If you skip this initial habit forming exercise, you may find that it’s really hard to control your cravings for non-paleo foods. I’d even recommend a contingency plan in case you get off track. If you’re dying for something non-paleo like chocolate or cheese, try eating something Paleo approved first to fill yourself up and you won’t over-indulge so much on the cheat snack/meal. Another good back-up plan for cravings is to mix the non-paleo food in with a Paleo food ie. chocolate covered strawberries or toast with your eggs. I always recommend cheating as healthy or low calorie as possible so you don’t feel like you’ve gotten completely off track. Remember, 1 cheat meal won’t kill you but 5 times a week will definitely hinder your results!
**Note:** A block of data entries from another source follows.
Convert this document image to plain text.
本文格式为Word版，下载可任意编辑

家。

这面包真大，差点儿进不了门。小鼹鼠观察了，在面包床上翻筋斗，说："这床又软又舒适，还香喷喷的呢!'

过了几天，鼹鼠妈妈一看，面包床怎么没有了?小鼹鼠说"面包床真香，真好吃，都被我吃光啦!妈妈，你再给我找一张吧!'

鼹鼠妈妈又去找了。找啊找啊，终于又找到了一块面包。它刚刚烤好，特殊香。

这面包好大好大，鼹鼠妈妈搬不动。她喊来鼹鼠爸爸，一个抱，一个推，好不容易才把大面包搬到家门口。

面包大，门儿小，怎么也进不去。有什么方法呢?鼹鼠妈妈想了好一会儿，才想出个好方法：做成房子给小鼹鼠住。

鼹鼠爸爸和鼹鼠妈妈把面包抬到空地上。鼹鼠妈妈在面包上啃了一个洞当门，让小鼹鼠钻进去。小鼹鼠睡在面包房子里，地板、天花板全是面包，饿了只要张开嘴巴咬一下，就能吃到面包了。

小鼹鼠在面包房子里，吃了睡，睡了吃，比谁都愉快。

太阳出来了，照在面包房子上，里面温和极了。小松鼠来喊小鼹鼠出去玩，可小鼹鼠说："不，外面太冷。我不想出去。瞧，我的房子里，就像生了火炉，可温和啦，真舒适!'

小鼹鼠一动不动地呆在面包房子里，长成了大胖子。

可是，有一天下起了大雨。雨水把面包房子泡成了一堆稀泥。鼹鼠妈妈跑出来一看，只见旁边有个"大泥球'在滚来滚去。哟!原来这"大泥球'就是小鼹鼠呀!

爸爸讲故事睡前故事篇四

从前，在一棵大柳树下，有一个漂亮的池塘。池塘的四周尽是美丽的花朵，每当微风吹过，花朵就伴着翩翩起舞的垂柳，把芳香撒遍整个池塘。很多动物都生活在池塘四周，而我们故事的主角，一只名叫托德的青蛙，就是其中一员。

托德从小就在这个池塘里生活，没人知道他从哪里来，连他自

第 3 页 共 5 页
Sometimes you need to even eliminate some Paleo foods that you crave. Bacon, nuts, dried fruit, natural sweeteners like honey. It’s ok to add these back in once you get your cravings under control, but they will sabotage your diet otherwise…just because they are “approved”, doesn’t mean you can eat them all day every day.
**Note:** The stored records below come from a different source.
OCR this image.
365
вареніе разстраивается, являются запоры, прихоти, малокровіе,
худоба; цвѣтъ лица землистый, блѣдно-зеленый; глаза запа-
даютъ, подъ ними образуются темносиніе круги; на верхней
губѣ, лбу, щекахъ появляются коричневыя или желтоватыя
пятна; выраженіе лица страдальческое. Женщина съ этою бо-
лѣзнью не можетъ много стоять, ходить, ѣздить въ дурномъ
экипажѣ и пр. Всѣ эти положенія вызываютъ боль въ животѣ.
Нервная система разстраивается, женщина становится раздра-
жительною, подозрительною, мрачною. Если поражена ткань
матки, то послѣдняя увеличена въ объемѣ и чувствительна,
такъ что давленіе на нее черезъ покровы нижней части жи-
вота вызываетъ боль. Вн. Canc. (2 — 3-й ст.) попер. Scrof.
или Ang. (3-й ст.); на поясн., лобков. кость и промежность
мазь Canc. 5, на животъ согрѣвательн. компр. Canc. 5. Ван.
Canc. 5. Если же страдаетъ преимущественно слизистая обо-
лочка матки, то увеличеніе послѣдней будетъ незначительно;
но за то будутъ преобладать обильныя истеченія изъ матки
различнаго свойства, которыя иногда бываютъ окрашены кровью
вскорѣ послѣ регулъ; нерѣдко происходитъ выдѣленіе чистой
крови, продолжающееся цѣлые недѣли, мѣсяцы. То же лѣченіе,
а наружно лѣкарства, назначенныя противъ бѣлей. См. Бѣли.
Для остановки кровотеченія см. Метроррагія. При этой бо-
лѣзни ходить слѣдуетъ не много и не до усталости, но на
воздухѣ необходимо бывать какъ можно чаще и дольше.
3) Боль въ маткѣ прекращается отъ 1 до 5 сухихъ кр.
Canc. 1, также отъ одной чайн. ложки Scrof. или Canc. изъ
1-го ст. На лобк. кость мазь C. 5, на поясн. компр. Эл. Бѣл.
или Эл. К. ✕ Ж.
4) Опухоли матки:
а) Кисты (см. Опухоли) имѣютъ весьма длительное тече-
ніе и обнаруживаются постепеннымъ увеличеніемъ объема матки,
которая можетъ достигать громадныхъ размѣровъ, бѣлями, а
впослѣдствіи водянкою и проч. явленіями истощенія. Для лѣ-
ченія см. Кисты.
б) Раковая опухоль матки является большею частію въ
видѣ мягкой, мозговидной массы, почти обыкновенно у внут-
- Eat lots of vegetables with or before every meal.
- Limit nuts, nut butters and dried fruit
- Avoid Paleo “treats”
- Avoid shakes, smoothies, and juices.
Willpower vs systems
So you’re licking your fingers after finishing a bag of Chili Cheese Fritos. Is your willpower to blame? Are you just not strong enough mentally? Not necessarily. For the most part, humans are physiologically the same so this probably isn’t your issue. It’s vital to sticking to Paleo and your weight loss success to create a system around food and take willpower off the table.
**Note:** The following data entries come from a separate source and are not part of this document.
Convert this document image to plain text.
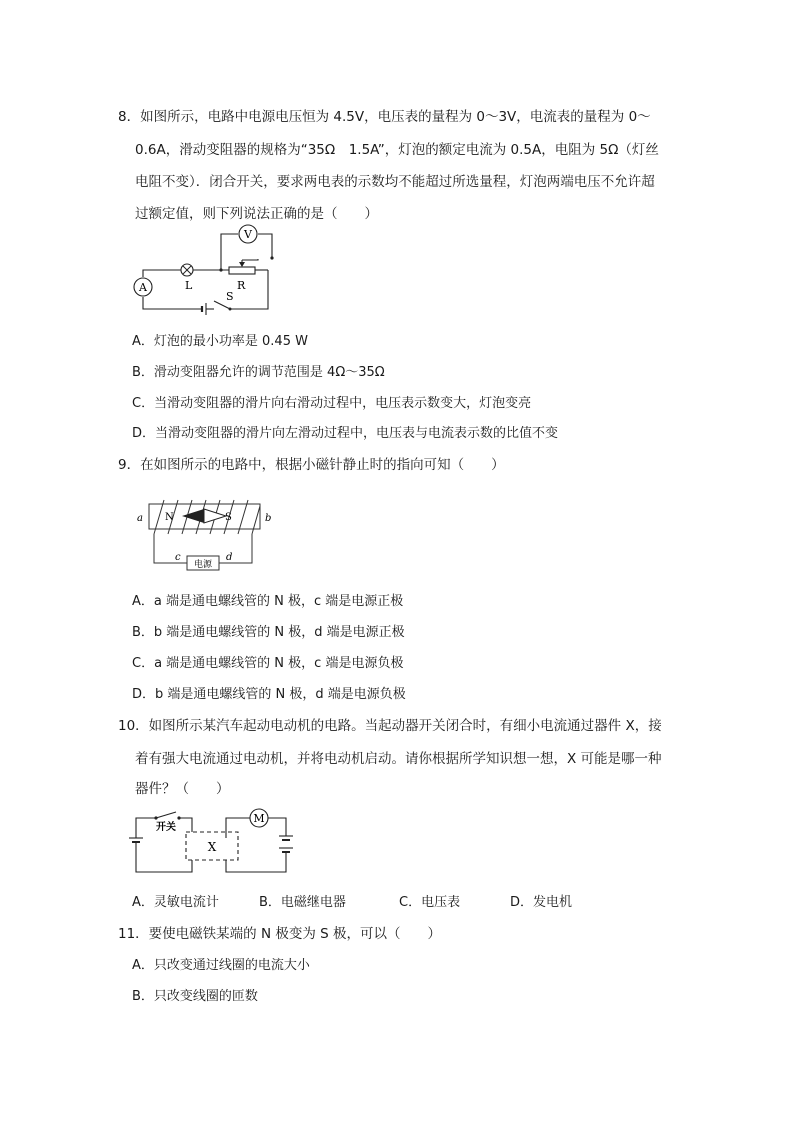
8．如图所示，电路中电源电压恒为 4.5V，电压表的量程为 0～3V，电流表的量程为 0～
0.6A，滑动变阻器的规格为“35Ω　1.5A”，灯泡的额定电流为 0.5A，电阻为 5Ω（灯丝
电阻不变）．闭合开关，要求两电表的示数均不能超过所选量程，灯泡两端电压不允许超
过额定值，则下列说法正确的是（　　）
A	L
V
R
S
A．灯泡的最小功率是 0.45 W
B．滑动变阻器允许的调节范围是 4Ω～35Ω
C．当滑动变阻器的滑片向右滑动过程中，电压表示数变大，灯泡变亮
D．当滑动变阻器的滑片向左滑动过程中，电压表与电流表示数的比值不变
9．在如图所示的电路中，根据小磁针静止时的指向可知（　　）
N	S
a	b
c	d
电源
A．a 端是通电螺线管的 N 极，c 端是电源正极
B．b 端是通电螺线管的 N 极，d 端是电源正极
C．a 端是通电螺线管的 N 极，c 端是电源负极
D．b 端是通电螺线管的 N 极，d 端是电源负极
10．如图所示某汽车起动电动机的电路。当起动器开关闭合时，有细小电流通过器件 X，接
着有强大电流通过电动机，并将电动机启动。请你根据所学知识想一想，X 可能是哪一种
器件？（　　）
开关
X
M
A．灵敏电流计	B．电磁继电器	C．电压表	D．发电机
11．要使电磁铁某端的 N 极变为 S 极，可以（　　）
A．只改变通过线圈的电流大小
B．只改变线圈的匝数
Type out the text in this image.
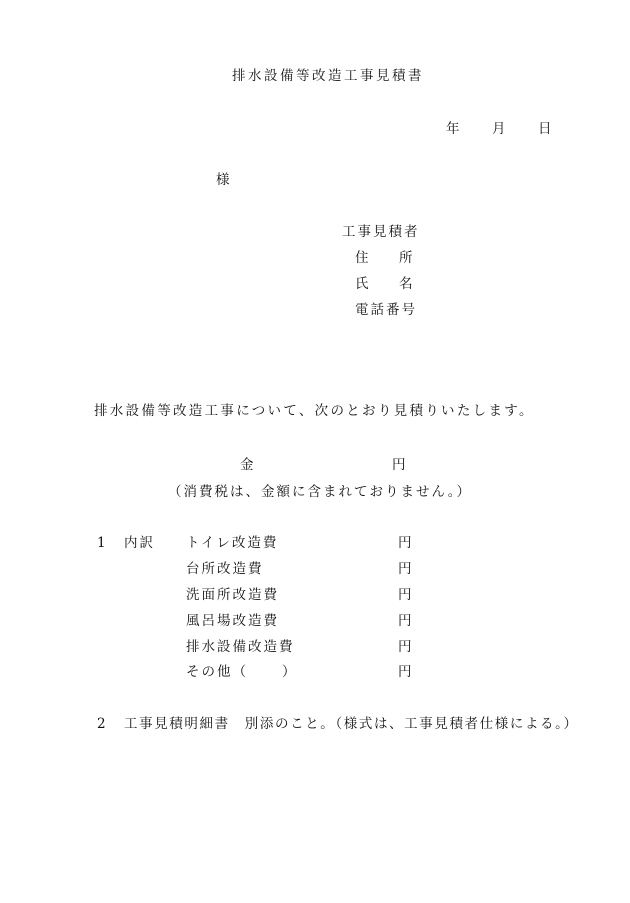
排水設備等改造工事見積書
年 月 日
様
工事見積者
住 所
氏 名
電話番号
排水設備等改造工事について、次のとおり見積りいたします。
金	円
（消費税は、金額に含まれておりません。）
1 内訳 トイレ改造費	円
台所改造費	円
洗面所改造費	円
風呂場改造費	円
排水設備改造費	円
その他（	）	円
2 工事見積明細書　別添のこと。（様式は、工事見積者仕様による。）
You may have heard these tips before…if you’re serious about going Paleo and losing weight, start these today:
- Use smaller plates, bowls and even utensils
- Portion out your food ahead of time. Then put the rest of it back in the fridge or out of sight. Family style should be for special occasions only!
- Stop doing multiple things while eating. Turn off the TV. Stop reading the paper. Just focus on the food in front of you and slow down the feast. This kind of mindless eating causes us to overeat and not really enjoy the food we’re shoveling down.
- Stock your pantry and refrigerator with Paleo food.
If you’re eating a solid Paleo diet, you’re eating a wonderful variety of nutrient-dense foods, from wild caught salmon to Organic grapefruit and everything in between. For most people, Paleo is much more nutritious than anything they were eating previously. Apart from the above tips on maximizing Paleo for weight loss, don’t forget to get adequate sleep and exercise and you’re sure to succeed. The best advice I have ever received in nutrition and training: Consistency. Consistency. Consistency.
1) Klonoff DC. The beneficial effects of a Paleolithic diet on type 2 diabetes and other risk factors for cardiovascular disease. J Diabetes Sci Technol. 2009;3(6):1229-32.
2) Cahill G.F., Jr. Fuel metabolism in starvation. Annu. Rev. Nutr. 2006;26:1–22.
3) Dr. Loren Cordain. A Lifestyle Trending. Thepaleodiet. 25 Feb. 2012. Website. 26 Jan. 2016.
4) Cain Credicott. Weight Loss on a Paleo Diet. Paleo Magazine. 5 Mar 2015. Website. 26 Jan. 2016.